Provisions booked by Jarden Corp. for its winter sports operations in the fourth quarter of 2015 add to speculation that they may be divested after the consummation of its merger with Newell Rubbermaid, which was agreed in principle on Dec. 14. Analysts had speculated that the whole Outdoor Solutions segment may be up for sale at some point, including major outdoor brands such as The Coleman Company and Marmot Mountain.
According to the last financial report announced by Jarden ahead of the merger, the Outdoor Solutions segment of Jarden Corp. recorded essentially flat sales of $2,737 million for last year as compared to $2,739 million in 2014. Jarden' acquisition of Jostens last November helped boost the segment's revenues by 13 percent to $703.9 million in the fourth quarter.
Excluding Jostens, sales were down by 2 percent in dollars and up by 3 percent in local currencies for the year. They were aided by increases in camping, fishing and winter sports thanks to expanded product offerings and, in part, increased demand in Europe and other markets.
However, the segment booked an operating loss of $159.3 million for the quarter, 220 percent higher than in the year-earlier period, due to Jarden's decision to take impairment charges totaling $145.6 million for its winter sports business, which comprises among other brands K2, Völkl, Marker, Madshus, Morrow and Ride Snowboards, Atlas and Tubbs. This compares with impairment charges of $9.9 million taken for the same period a year ago.
The writeoff includes a goodwill impairment charge of $119.2 million and a $26.4 million charge related to the fair value of certain trade names, primarily in the winter sports sector, because of a decrease in forecast cash values resulting from the continued deterioration in sales and margins in their operations. We understand the problems concerned K2, rather than Völkl, and that they were probably due to poor deliveries of skis manufactured by the group in Asia.
Also included are costs of $4.4 million for reductions in employment levels, primarily in Europe, and an inventory adjustment of $18.2 million. The acquisition of Jostens and the inventory adjustment depressed gross margins, which could not be offset by a decrease of about $28 million in selling and general & administrative costs.
For the full financial year, the Outdoor Solutions segment's operating profit was down by 82 percent to $34.1 million from $193.4 million. The profitability of the Outdoor Solutions - or rather Outdoor Problems – segment has been more erratic than the performance of the bigger consumer products segment of the future merged Newell Brands, with which it has a very tenuous relationship. Jarden moved into the sector in 2007 with its $765 million acquisition of K2. It has since acquired more than 30 other snow sports, outdoor and fishing tackle brands.

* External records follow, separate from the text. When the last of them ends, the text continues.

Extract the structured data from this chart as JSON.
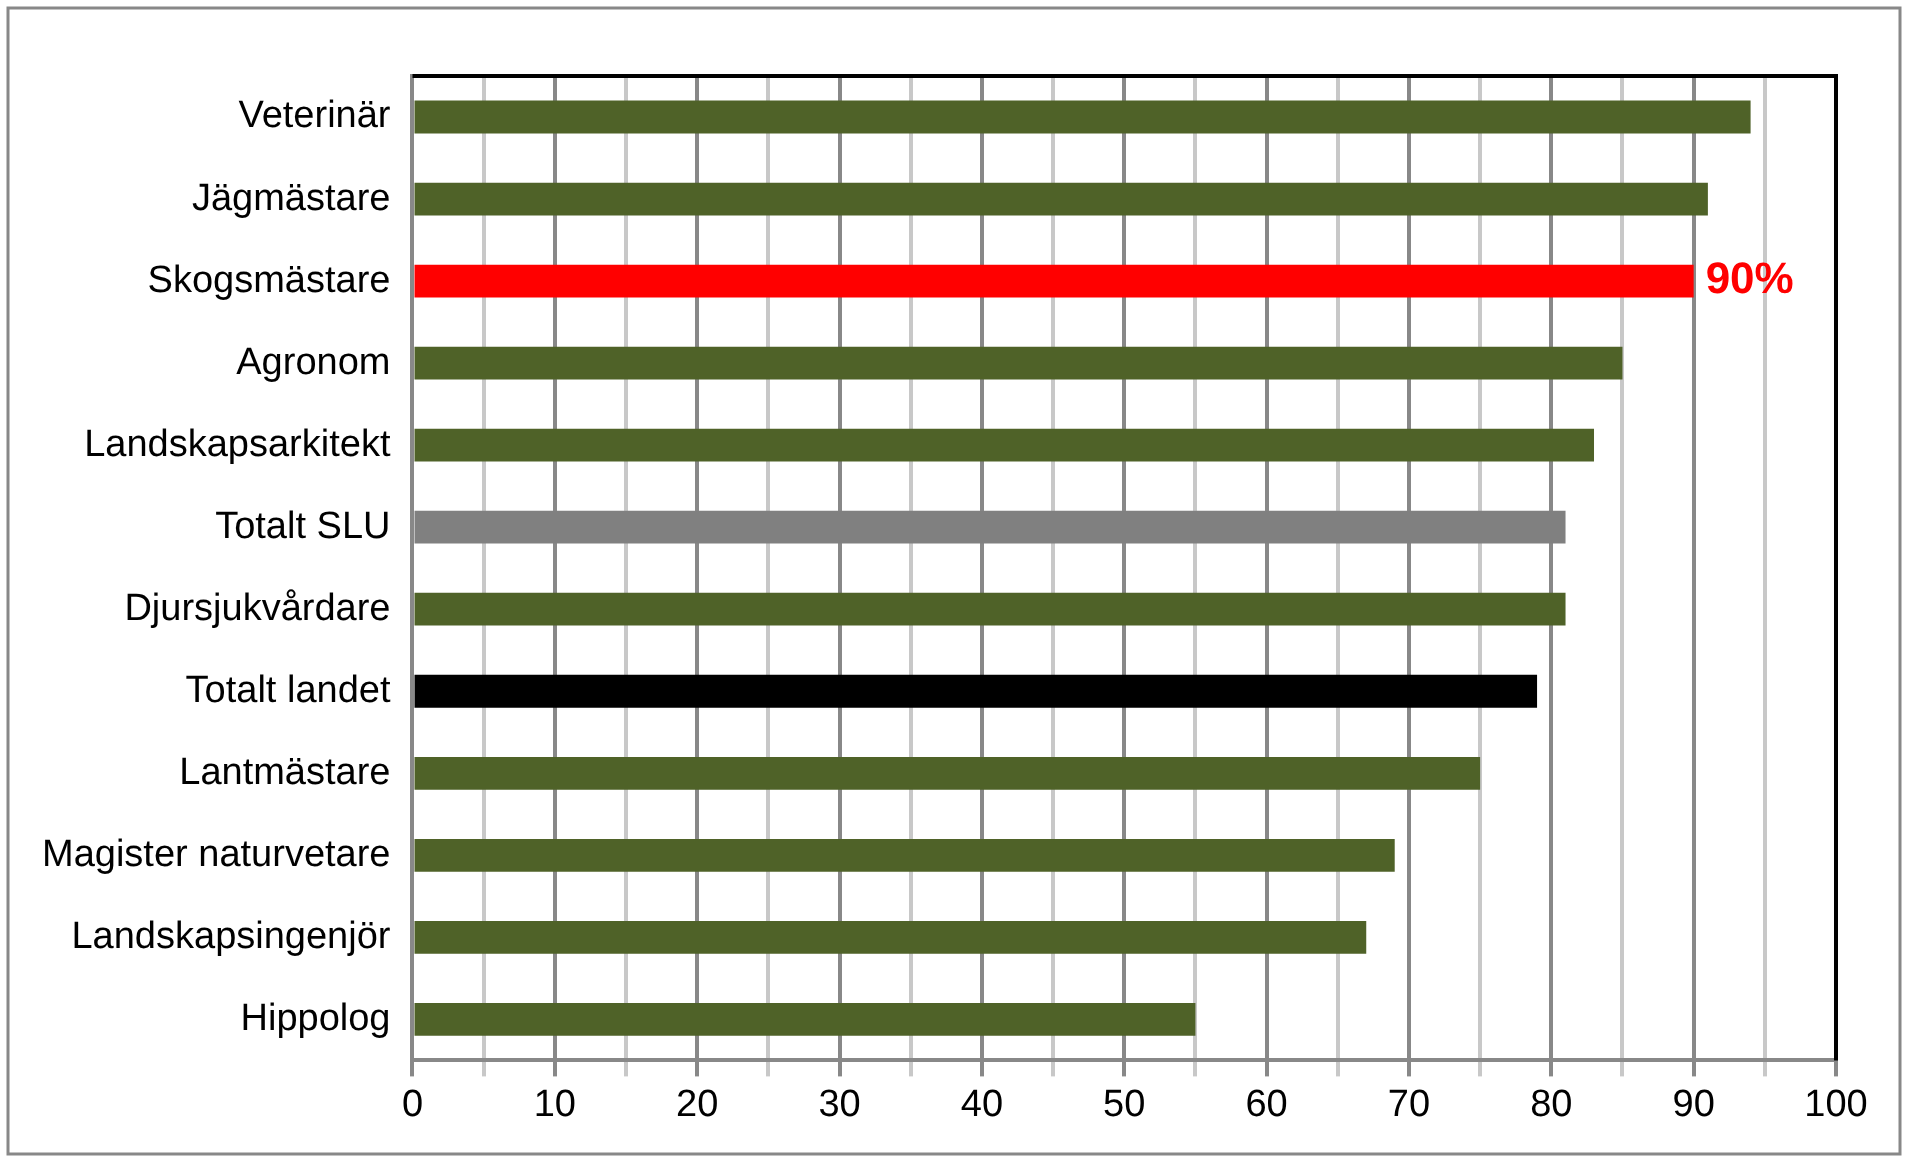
{
  "chart_data": {
    "type": "bar",
    "orientation": "horizontal",
    "categories": [
      "Veterinär",
      "Jägmästare",
      "Skogsmästare",
      "Agronom",
      "Landskapsarkitekt",
      "Totalt SLU",
      "Djursjukvårdare",
      "Totalt landet",
      "Lantmästare",
      "Magister naturvetare",
      "Landskapsingenjör",
      "Hippolog"
    ],
    "values": [
      94,
      91,
      90,
      85,
      83,
      81,
      81,
      79,
      75,
      69,
      67,
      55
    ],
    "colors": [
      "#4f6228",
      "#4f6228",
      "#ff0000",
      "#4f6228",
      "#4f6228",
      "#808080",
      "#4f6228",
      "#000000",
      "#4f6228",
      "#4f6228",
      "#4f6228",
      "#4f6228"
    ],
    "value_labels": [
      null,
      null,
      "90%",
      null,
      null,
      null,
      null,
      null,
      null,
      null,
      null,
      null
    ],
    "xlim": [
      0,
      100
    ],
    "xticks": [
      0,
      {
        "value": 5,
        "label": null
      },
      10,
      {
        "value": 15,
        "label": null
      },
      20,
      {
        "value": 25,
        "label": null
      },
      30,
      {
        "value": 35,
        "label": null
      },
      40,
      {
        "value": 45,
        "label": null
      },
      50,
      {
        "value": 55,
        "label": null
      },
      60,
      {
        "value": 65,
        "label": null
      },
      70,
      {
        "value": 75,
        "label": null
      },
      80,
      {
        "value": 85,
        "label": null
      },
      90,
      {
        "value": 95,
        "label": null
      },
      100
    ],
    "grid": "x",
    "legend": false
  }
}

Meanwhile, the merger between Jarden and Newell Rubbermaid has made a big step forward as investors owning more than 90 percent of Jarden's bonds had already agreed by April 1, well ahead of an April 15 deadline for a final decision on the merger, to an exchange offer for new debt due to be issued by the future combined company. Acceptances were received from investors who own 90.4 percent of Jarden's €271.1 million in 3.75 percent notes and by 98.4 percent of those who own $295.1 million in 5 percent notes.
At separate meetings due to be held on April 15 in Atlanta, where Newell Rubbermaid is based, shareholder of both companies will vote on the terms of the merger, under which Newell Rubbermaid will pay $21 in cash plus 86.2 percent of a Newell Rubbermaid share for each share in Jarden. Anti-trust authorities in Europe and the U.S. have already cleared the merger.
Newell Rubbermaid has obtained a $1.5 billion loan and plans to issue up to $9.5 billion in new bonds to pay off a $10.5 bridge loan that Goldman Sachs has agreed to provide to finance the deal.